Aku dan adikku dibawa ke sebuah pintu di salah satu sudut mall ini. Sudut yang tak menarik perhatian. Pintunya tersembunyi dan disana tertulis, “Dilarang Masuk Kecuali Petugas”. Kami memasuki sebuah ruang dengan cat serba putih, sepertinya ruang keamanan. Aku gugup sekali. Di dalam duduk seorang satpam yang tampaknya tak senang acara mengopi sorenya terusik oleh kami.

“Nih Pak, ada yang maling!” lapor embaknya seraya menggelar barang-barang bukti di atas meja; sekotak susu dan sebatang cokelat.

Satpam itu memperhatikan aku dengan seksama lalu ia membentak.

“KECIL-KECIL UDAH MALING!!”

Jantungku hampir copot dan adikku mulai menangis.

“ANAK SIAPA KAMU? MANA ORANGTUA MU?!! Bentaknya lagi.

Tangis adikku makin keras. Ia ketakutan sekali. Aku berusah tetap tenang namun sebenarnya aku juga sangat ketakutan, panik malah. Tangan kakiku bergetar semua. Aku diinterogasi oleh mereka dan tak satupun ku jawab. Ini tak adil. Aku tak didampingi pengacara dan tak diperbolehkan menelepon. Aku berhak untuk diam. Lelah teriak-teriak, akhirnya aku diberi pilihan-pilihan sulit sebagai hukuman: disetrum, ditelanjangi baru boleh pulang, atau diantarkan langsung ke rumah dan dikembalikan ke orangtua. Kau tahu Kawan, lebih baik rambutku berdiri karena anuku disetrum, atau pulang ke rumah jalan kaki, telanjang. Yang aku tak mau adalah melihat raut wajah ibuku saat mendengar anaknya tertangkap kering maling di mall, mall-nya Kopasus lagi. Aku tak ingin mengecewakan Mama lagi. Aku sudah berjanji, walau sulit ditepati seperti yang pernah ku katakan padamu kawan, tapi ini harus.

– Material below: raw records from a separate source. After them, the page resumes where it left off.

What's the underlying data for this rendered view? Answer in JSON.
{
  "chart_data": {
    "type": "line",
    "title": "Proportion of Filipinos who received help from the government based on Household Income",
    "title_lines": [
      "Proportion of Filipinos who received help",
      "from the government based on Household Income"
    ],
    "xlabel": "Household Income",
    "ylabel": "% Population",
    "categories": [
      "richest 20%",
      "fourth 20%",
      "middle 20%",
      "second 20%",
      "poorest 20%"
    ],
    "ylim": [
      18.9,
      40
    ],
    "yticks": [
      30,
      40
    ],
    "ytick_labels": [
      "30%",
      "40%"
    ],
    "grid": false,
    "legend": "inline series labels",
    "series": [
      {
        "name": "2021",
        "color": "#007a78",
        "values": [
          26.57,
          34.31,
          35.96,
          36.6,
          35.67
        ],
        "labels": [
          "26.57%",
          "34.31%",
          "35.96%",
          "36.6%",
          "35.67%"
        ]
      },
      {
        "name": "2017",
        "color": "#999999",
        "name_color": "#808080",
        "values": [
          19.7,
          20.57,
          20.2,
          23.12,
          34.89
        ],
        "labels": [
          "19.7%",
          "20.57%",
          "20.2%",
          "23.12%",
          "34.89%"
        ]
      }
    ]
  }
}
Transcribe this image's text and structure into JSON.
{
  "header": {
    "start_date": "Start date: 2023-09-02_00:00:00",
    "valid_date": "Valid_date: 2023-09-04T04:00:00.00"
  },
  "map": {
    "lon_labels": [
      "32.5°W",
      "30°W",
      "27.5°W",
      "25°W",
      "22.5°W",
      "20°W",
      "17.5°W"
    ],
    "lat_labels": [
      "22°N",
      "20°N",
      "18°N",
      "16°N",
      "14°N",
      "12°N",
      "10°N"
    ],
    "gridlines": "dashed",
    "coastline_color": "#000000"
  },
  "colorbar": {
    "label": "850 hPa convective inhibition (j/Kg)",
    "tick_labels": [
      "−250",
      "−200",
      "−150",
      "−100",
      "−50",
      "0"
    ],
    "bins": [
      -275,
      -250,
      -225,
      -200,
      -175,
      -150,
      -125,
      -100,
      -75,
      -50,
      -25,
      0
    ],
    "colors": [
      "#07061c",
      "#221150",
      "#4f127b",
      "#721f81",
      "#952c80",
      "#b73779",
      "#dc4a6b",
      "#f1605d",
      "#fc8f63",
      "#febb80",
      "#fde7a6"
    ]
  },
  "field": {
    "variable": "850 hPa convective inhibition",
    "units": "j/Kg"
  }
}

Pekak mendengar tangisan adikku dan tak ada satu katapun terucap olehku selama interogasi, akhirnya kami dibebaskan tanpa syarat. Aku bersyukur tak diteriaki orang gila karena telanjang di jalan dengan rambut jigrak habis kena setrum. Saat melepas kami si satpam meneriaki ku sekali lagi,” PULANG SANA ANAK GEMBEL! AWAS KALAU SAYA NGELIHAT KAMU DI SINI LAGI! KU SERAHKAN KAU KE POLISI !!”

Yah sejak itu hingga sekarang dan semoga sampai selamanya aku tak pernah lagi makan uang haram. Aku berjanji untuk tak pernah lagi mencuri, merampok, mencopet, menjambret, menculik, mencoret-coret tembok rumah orang, atau apapun yang berbau kriminal. Bahkan kalaupun aku jadi pejabat aku tak akan korupsi. Semoga saja.